- Kategori
- Felsefe
Geometri, Özgürlük Ve Platon

İnanç, doğru olduğunda bile yanlıştan kurtulmayı nesnel olarak sağlayamadığı için diaonia’nın altına düşer.
Platon’un Akademi’nin kapısına “Geometri bilmeyen giremez.” yazdığını duyduğumda lisede geometri soruları çözüyordum. O zaman için anladığım, felsefenin geometri gibi soyut bir uğraş olduğundan böyle yazdığı oldu.
Daha sonra Platon ile Pythagoras arasındaki bağlantıyı öğrenince meselenin İdealar Kuramı ile yakından alakalı olduğunu anladım. Ama bunu düşündüğüm dönemde, Heidegger felsefesi “popüler”di ve bu filozofun Akademi’nin kapısındaki yazıya ilişkin “sahicilik” bağlamında bir izahı vardı: Buna göre, geometri a priori bir bilimdi, yani “zaten bildiğimiz…” bilgileri içeriyordu.
Akademiye gelecekler, “zaten biliyorum…” diyen cahiller değil, “bildiğini gerçekten, sahiden bilmek” isteyen felsefe taliplileri olmalıydı.

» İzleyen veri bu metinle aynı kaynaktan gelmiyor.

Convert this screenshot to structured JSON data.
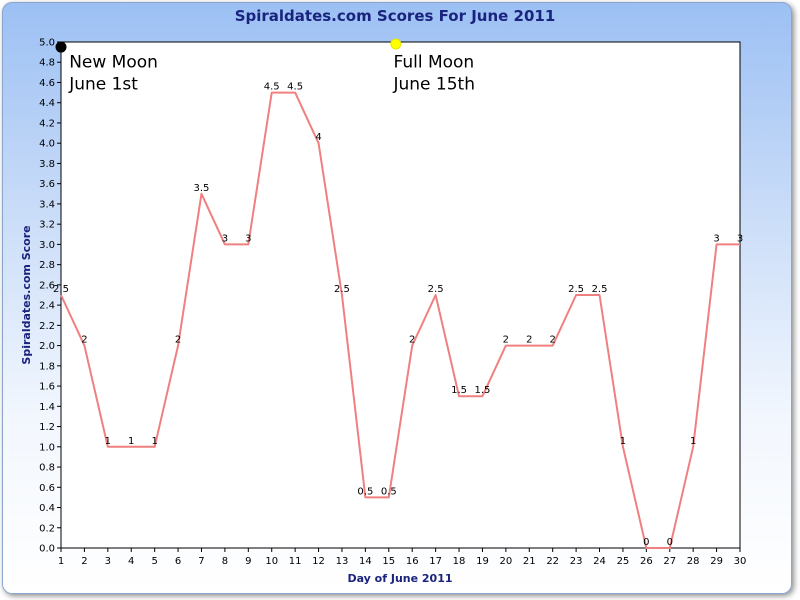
{
  "chart_data": {
    "type": "line",
    "title": "Spiraldates.com Scores For June 2011",
    "xlabel": "Day of June 2011",
    "ylabel": "Spiraldates.com Score",
    "x": [
      1,
      2,
      3,
      4,
      5,
      6,
      7,
      8,
      9,
      10,
      11,
      12,
      13,
      14,
      15,
      16,
      17,
      18,
      19,
      20,
      21,
      22,
      23,
      24,
      25,
      26,
      27,
      28,
      29,
      30
    ],
    "xlim": [
      1,
      30
    ],
    "ylim": [
      0,
      5
    ],
    "ytick_step": 0.2,
    "grid": false,
    "series": [
      {
        "color": "#f08080",
        "values": [
          2.5,
          2,
          1,
          1,
          1,
          2,
          3.5,
          3,
          3,
          4.5,
          4.5,
          4,
          2.5,
          0.5,
          0.5,
          2,
          2.5,
          1.5,
          1.5,
          2,
          2,
          2,
          2.5,
          2.5,
          1,
          0,
          0,
          1,
          3,
          3
        ]
      }
    ],
    "markers": [
      {
        "x": 1,
        "y": 4.95,
        "color": "#000000"
      },
      {
        "x": 15.3,
        "y": 4.98,
        "color": "#ffff00"
      }
    ],
    "annotations": [
      {
        "line1": "New Moon",
        "line2": "June 1st",
        "x": 1.35,
        "y": 4.75
      },
      {
        "line1": "Full Moon",
        "line2": "June 15th",
        "x": 15.2,
        "y": 4.75
      }
    ]
  }
}
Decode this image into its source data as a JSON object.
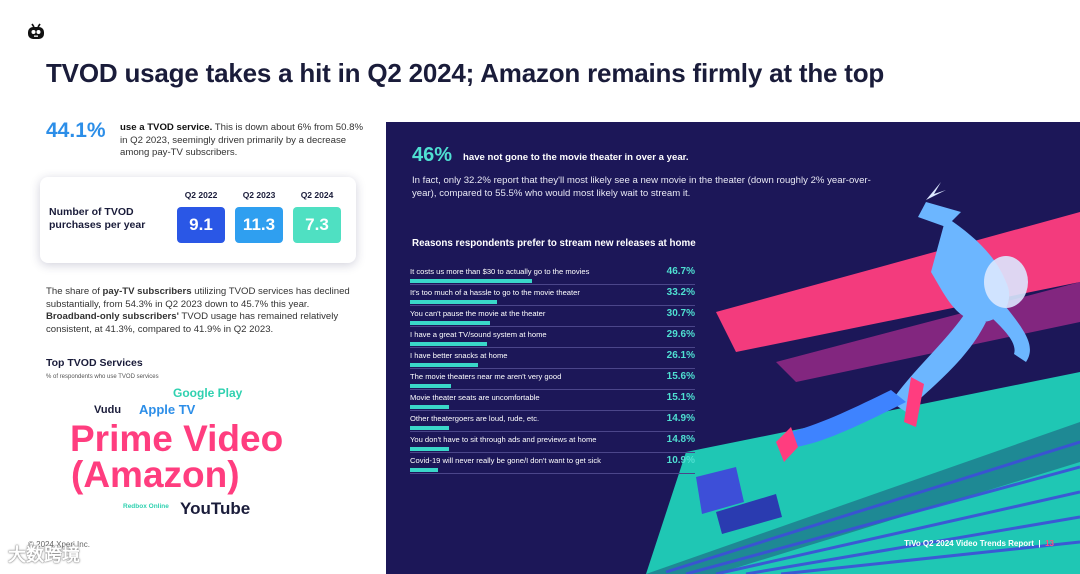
{
  "title": "TVOD usage takes a hit in Q2 2024; Amazon remains firmly at the top",
  "stat": {
    "value": "44.1%",
    "bold": "use a TVOD service.",
    "text": " This is down about 6% from 50.8% in Q2 2023, seemingly driven primarily by a decrease among pay-TV subscribers."
  },
  "purchases": {
    "label": "Number of TVOD purchases per year",
    "years": [
      "Q2 2022",
      "Q2 2023",
      "Q2 2024"
    ],
    "values": [
      "9.1",
      "11.3",
      "7.3"
    ],
    "colors": [
      "#2a57e6",
      "#2f9ff0",
      "#4fe0c2"
    ]
  },
  "share_paragraph": {
    "t1": "The share of ",
    "b1": "pay-TV subscribers",
    "t2": " utilizing TVOD services has declined substantially, from 54.3% in Q2 2023 down to 45.7% this year. ",
    "b2": "Broadband-only subscribers'",
    "t3": " TVOD usage has remained relatively consistent, at 41.3%, compared to 41.9% in Q2 2023."
  },
  "top_services": {
    "title": "Top TVOD Services",
    "subtitle": "% of respondents who use TVOD services",
    "google_play": "Google Play",
    "vudu": "Vudu",
    "apple_tv": "Apple TV",
    "prime_line1": "Prime Video",
    "prime_line2": "(Amazon)",
    "redbox": "Redbox Online",
    "youtube": "YouTube"
  },
  "colors": {
    "accent_teal": "#4fe0d2",
    "accent_pink": "#ff3d7f",
    "panel_navy": "#1c1758",
    "stat_blue": "#2c8ee8"
  },
  "footer": {
    "copyright": "© 2024 Xperi Inc.",
    "watermark": "大数跨境",
    "report": "TiVo Q2 2024 Video Trends Report",
    "separator": "|",
    "page": "13"
  },
  "panel": {
    "big": "46%",
    "big_text": "have not gone to the movie theater in over a year.",
    "desc": "In fact, only 32.2% report that they'll most likely see a new movie in the theater (down roughly 2% year-over-year), compared to 55.5% who would most likely wait to stream it.",
    "reasons_title": "Reasons respondents prefer to stream new releases at home",
    "reasons": [
      {
        "label": "It costs us more than $30 to actually go to the movies",
        "value": "46.7%",
        "pct": 46.7
      },
      {
        "label": "It's too much of a hassle to go to the movie theater",
        "value": "33.2%",
        "pct": 33.2
      },
      {
        "label": "You can't pause the movie at the theater",
        "value": "30.7%",
        "pct": 30.7
      },
      {
        "label": "I have a great TV/sound system at home",
        "value": "29.6%",
        "pct": 29.6
      },
      {
        "label": "I have better snacks at home",
        "value": "26.1%",
        "pct": 26.1
      },
      {
        "label": "The movie theaters near me aren't very good",
        "value": "15.6%",
        "pct": 15.6
      },
      {
        "label": "Movie theater seats are uncomfortable",
        "value": "15.1%",
        "pct": 15.1
      },
      {
        "label": "Other theatergoers are loud, rude, etc.",
        "value": "14.9%",
        "pct": 14.9
      },
      {
        "label": "You don't have to sit through ads and previews at home",
        "value": "14.8%",
        "pct": 14.8
      },
      {
        "label": "Covid-19 will never really be gone/I don't want to get sick",
        "value": "10.9%",
        "pct": 10.9
      }
    ]
  }
}
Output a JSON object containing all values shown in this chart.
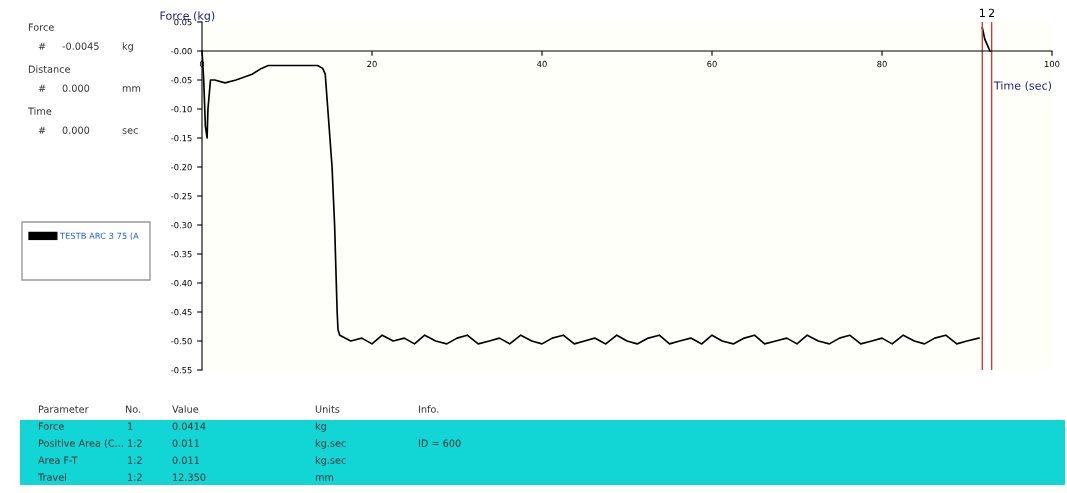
{
  "chart_data": {
    "type": "line",
    "xlabel": "Time (sec)",
    "ylabel": "Force (kg)",
    "xlim": [
      0,
      100
    ],
    "ylim": [
      -0.55,
      0.05
    ],
    "xticks": [
      0,
      20,
      40,
      60,
      80,
      100
    ],
    "yticks": [
      {
        "value": 0.05,
        "label": "0.05"
      },
      {
        "value": 0,
        "label": "-0.00"
      },
      {
        "value": -0.05,
        "label": "-0.05"
      },
      {
        "value": -0.1,
        "label": "-0.10"
      },
      {
        "value": -0.15,
        "label": "-0.15"
      },
      {
        "value": -0.2,
        "label": "-0.20"
      },
      {
        "value": -0.25,
        "label": "-0.25"
      },
      {
        "value": -0.3,
        "label": "-0.30"
      },
      {
        "value": -0.35,
        "label": "-0.35"
      },
      {
        "value": -0.4,
        "label": "-0.40"
      },
      {
        "value": -0.45,
        "label": "-0.45"
      },
      {
        "value": -0.5,
        "label": "-0.50"
      },
      {
        "value": -0.55,
        "label": "-0.55"
      }
    ],
    "grid": false,
    "legend": "left",
    "marker": "none",
    "line_style": "solid",
    "series": [
      {
        "name": "TESTB ARC 3 75 (A",
        "color": "#000000",
        "x": [
          0,
          0.2,
          0.4,
          0.6,
          0.7,
          1.0,
          1.5,
          2.7,
          4.0,
          5.9,
          7.0,
          7.8,
          9.0,
          10.5,
          12.0,
          13.6,
          14.2,
          14.5,
          14.8,
          15.3,
          15.6,
          15.9,
          16.0,
          16.2,
          17.5,
          18.8,
          20.0,
          21.2,
          22.5,
          23.8,
          25.0,
          26.2,
          27.5,
          28.8,
          30.0,
          31.2,
          32.5,
          33.8,
          35.0,
          36.2,
          37.5,
          38.8,
          40.0,
          41.2,
          42.5,
          43.8,
          45.0,
          46.2,
          47.5,
          48.8,
          50.0,
          51.2,
          52.5,
          53.8,
          55.0,
          56.2,
          57.5,
          58.8,
          60.0,
          61.2,
          62.5,
          63.8,
          65.0,
          66.2,
          67.5,
          68.8,
          70.0,
          71.2,
          72.5,
          73.8,
          75.0,
          76.2,
          77.5,
          78.8,
          80.0,
          81.2,
          82.5,
          83.8,
          85.0,
          86.2,
          87.5,
          88.8,
          90.0,
          91.4
        ],
        "values": [
          0,
          -0.05,
          -0.13,
          -0.15,
          -0.1,
          -0.05,
          -0.05,
          -0.055,
          -0.05,
          -0.04,
          -0.03,
          -0.025,
          -0.025,
          -0.025,
          -0.025,
          -0.025,
          -0.03,
          -0.04,
          -0.1,
          -0.2,
          -0.3,
          -0.45,
          -0.48,
          -0.49,
          -0.5,
          -0.495,
          -0.505,
          -0.49,
          -0.5,
          -0.495,
          -0.505,
          -0.49,
          -0.5,
          -0.505,
          -0.495,
          -0.49,
          -0.505,
          -0.5,
          -0.495,
          -0.505,
          -0.49,
          -0.5,
          -0.505,
          -0.495,
          -0.49,
          -0.505,
          -0.5,
          -0.495,
          -0.505,
          -0.49,
          -0.5,
          -0.505,
          -0.495,
          -0.49,
          -0.505,
          -0.5,
          -0.495,
          -0.505,
          -0.49,
          -0.5,
          -0.505,
          -0.495,
          -0.49,
          -0.505,
          -0.5,
          -0.495,
          -0.505,
          -0.49,
          -0.5,
          -0.505,
          -0.495,
          -0.49,
          -0.505,
          -0.5,
          -0.495,
          -0.505,
          -0.49,
          -0.5,
          -0.505,
          -0.495,
          -0.49,
          -0.505,
          -0.5,
          -0.495
        ]
      },
      {
        "color": "#000000",
        "x": [
          91.8,
          92.1,
          92.4,
          92.7
        ],
        "values": [
          0.04,
          0.02,
          0.01,
          0.0
        ]
      }
    ],
    "ref_lines": [
      {
        "axis": "x",
        "value": 91.8,
        "color": "#c04040"
      },
      {
        "axis": "x",
        "value": 92.9,
        "color": "#c04040"
      }
    ],
    "annotations": [
      {
        "text": "1",
        "x": 91.8,
        "y": 0.05
      },
      {
        "text": "2",
        "x": 92.9,
        "y": 0.05
      },
      "Force",
      "#",
      "-0.0045",
      "kg",
      "Distance",
      "#",
      "0.000",
      "mm",
      "Time",
      "#",
      "0.000",
      "sec",
      "Parameter",
      "No.",
      "Value",
      "Units",
      "Info.",
      "Force",
      "1",
      "0.0414",
      "kg",
      "Positive Area (C...",
      "1:2",
      "0.011",
      "kg.sec",
      "ID = 600",
      "Area F-T",
      "1:2",
      "0.011",
      "kg.sec",
      "Travel",
      "1:2",
      "12.350",
      "mm"
    ]
  }
}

Buraya aktardığım görüşlere hala bir itirazım yok. Ama ben de kendimce bu yazıya ek bir izah getirmek istiyorum.
Platon, Devlet (Politeia) diyaloğunda bahsettiği bölünmüş çizgi analojisinde bilgi ve varlığı hiyerarşik olarak tasnif eder. Mağara istiaresi ile beraber ele alınan bu kademeli bilgi ve varlık anlayışı insanın hakikate giden yolunu gösteririr.
Burada matematiksel varlıklara (ta matematika) karşılık gelen düşünce anlaktır (dianoia). (Platon’un kuramında, matematik ve geometrinin kendisinden türetildiği “İdeal Sayılar” vardır, ama şimdi bu konuya değinmek çok gerekli değil. )
Şekilde görüldüğü gibi, sanıdan (doxa) bilgi (episteme) alanın giriş, inanç (pistis) alanından anlak (dionia) alanına geçmekle mümkün oluyor. İnanç, doğru olduğunda bile yanlıştan kurtulmayı nesnel olarak sağlayamadığı için diaonia’nın altına düşer. Matematiksel düşünce, saf aklın (noesis) sağladığı kesinliği sağlamasa bile insanı bilgisizlikten kurtarır.
Matematiksel ve geometrik düşüncenin asıl özelliği, bilgi (episteme) devşirilemeyecek oluş ve bozuluş ( kevnü fesad) alemi ile gerçek bilgi olarak saf aklın (noesis) uğraştığı “eikasia” alemi arasında bulunmasıdır. Yani bir üçgen ya da bir sayı düşünürsek, bunlar makul kavramlar olmasına karşın doğanın değişime tabi dünyasına da uygulanabilir. Karşımızdaki arazinin şeklinin üçgen olduğunu, üç tane elmamız olduğunu söylediğimizde; bilginin imkanını oluşturan akıl ve kaynağını oluşturan duyu dünyaları birlikte harekete geçmiş olur.
Platon için burada bir sıkıntı doğar aslında. Üçgen-lik ve üç-lük ideaları, oluş ve bozuluştaki gibi herhangi bir değişim içermeyecekse, oluş ve bozuluştaki bu işlemin İdealar alemindeki karşılığı ne olacaktır?
Bu soruna takılmadan, neden geometri bilmeyenin Akademi’ye giremeyeceğine dair yorumuma geleyim: Varlık ve Bilgi hiyerarşisinde, ki Platon’un diyaloglarında Varlık (ontoloji) ve Bilgi (epistemoloji) birbirinden ayrı ele almak mümkün değildir, sanı ve inançtan kurtulan insanın uğraşı matematik-geometrik bilgi ve varlık düzlemine ulaşır. Mağara istiaresine bağlı konuşmak için “kurtulma, ulaşma” diyorum. Oluş ve bozuluşun bilgisi yerine kalıcı ve dayanaklı bilgiye ilk adımı matematik ve geometri teşkil eder.
Geometri bilmeyen, aslında hala oluş ve bozuluşun algıya dayalı bilgisizliğinde takılı kalmıştır (mania). Bu kişi, mağaradan çıkmaya cesaretlendirilecek kişilerden değildir. Filozof mağaraya geri döndüğünde cesur kişileri hürriyet kavuşturur. Bu cesur kişiler aslında geometri bilen, “diaonia ve ta matematika” ile uğraşan kişilerdir. Kesin bilgiye giden yolda ilk adımı atmışlardır. Hürriyetleri için umut vardır bu kişilerin.